You could also set a goal to work through your prayer list. I’ve found that nothing helps me become focused on God more quickly than pouring my heart out to Him in prayer.
Read that spiritually challenging book you’ve been wanting to read, but were too busy with assigned textbooks like The Exhaustive Encyclopedia of Toadstools by Elmer Spiffenhopper.
Now don’t get me wrong, this isn’t meant to be taken as legalistic. Setting goals is designed to provide direction for your break — something to work toward. In the midst of these goals, while it is good to remain faithful to them, take comfort in the knowledge that we truly rest in God’s grace.
It is wonderful to reach out to your friends who don’t know Jesus. However, it’s hard to be that shining light for Christ when you are at a huge party where everyone’s drinking, flirting and showing way more skin than you ever wanted to see.
Instead, think about which of your friends God has really placed on your heart, and spend time with them in an effort to show God’s love to them. For example, instead of struggling at a party, ask a friend out to lunch. It provides a much better atmosphere for conversation, and you can truly focus on showing God’s love to your friend.
Family as Ministry
All too often, I become my worst self around my family. I can be selfish, sullen, annoyed and unkind. Sometimes the hardest people to love are our family members.
View your family as a ministry opportunity. Sit down and have a quality conversation with your mom or dad. Ask (and truly care) about what is going on with your brother or sister.
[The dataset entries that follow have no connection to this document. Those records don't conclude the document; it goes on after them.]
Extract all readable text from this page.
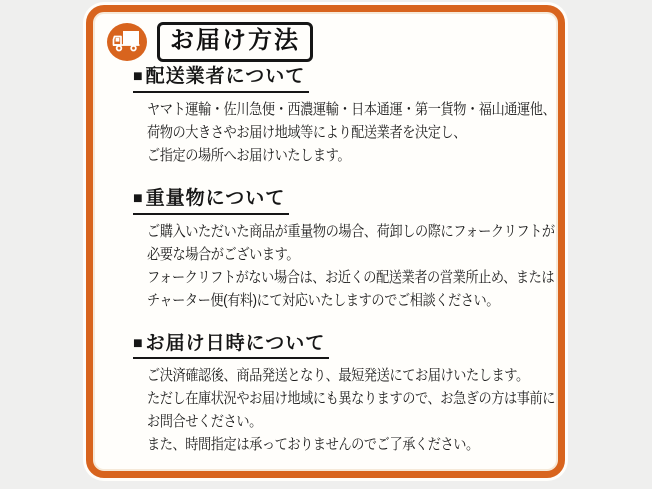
お届け方法
■ 配送業者について
ヤマト運輸・佐川急便・西濃運輸・日本通運・第一貨物・福山通運他、
荷物の大きさやお届け地域等により配送業者を決定し、
ご指定の場所へお届けいたします。
■ 重量物について
ご購入いただいた商品が重量物の場合、荷卸しの際にフォークリフトが
必要な場合がございます。
フォークリフトがない場合は、お近くの配送業者の営業所止め、または
チャーター便(有料)にて対応いたしますのでご相談ください。
■ お届け日時について
ご決済確認後、商品発送となり、最短発送にてお届けいたします。
ただし在庫状況やお届け地域にも異なりますので、お急ぎの方は事前に
お問合せください。
また、時間指定は承っておりませんのでご了承ください。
Be the person to mow the lawn before people have to go on safaris just to navigate through it.
Trust me, if you take this opportunity, you’ll be amazed at the reaction of your family, and you’ll be blessed because of it.
James writes that “the prayer of a righteous man is powerful and effective” (5:16, NIV). The most amazing college summers I’ve had have been those which were saturated in prayer. God is faithful to answer the desire of my heart to walk with Him during that time, and He will strengthen and help each of us to do it. All we have to do is ask.
So after you’ve sold back Elmer Spiffenhopper’s text to the bookstore for a grand total of 37 cents (original price $179.99), stripped your bed of the sheets which haven’t been washed since the beginning of the semester, and packed your compact car so full of dirty laundry that you could clothe the entire country of Lithuania, head home for a summer full of confidence in God.
Be intentional in pursuing your walk with the Lord during this time, and you’ll find that a farmer’s tan and a checking account in the black isn’t all you’ll bring back to school in the fall.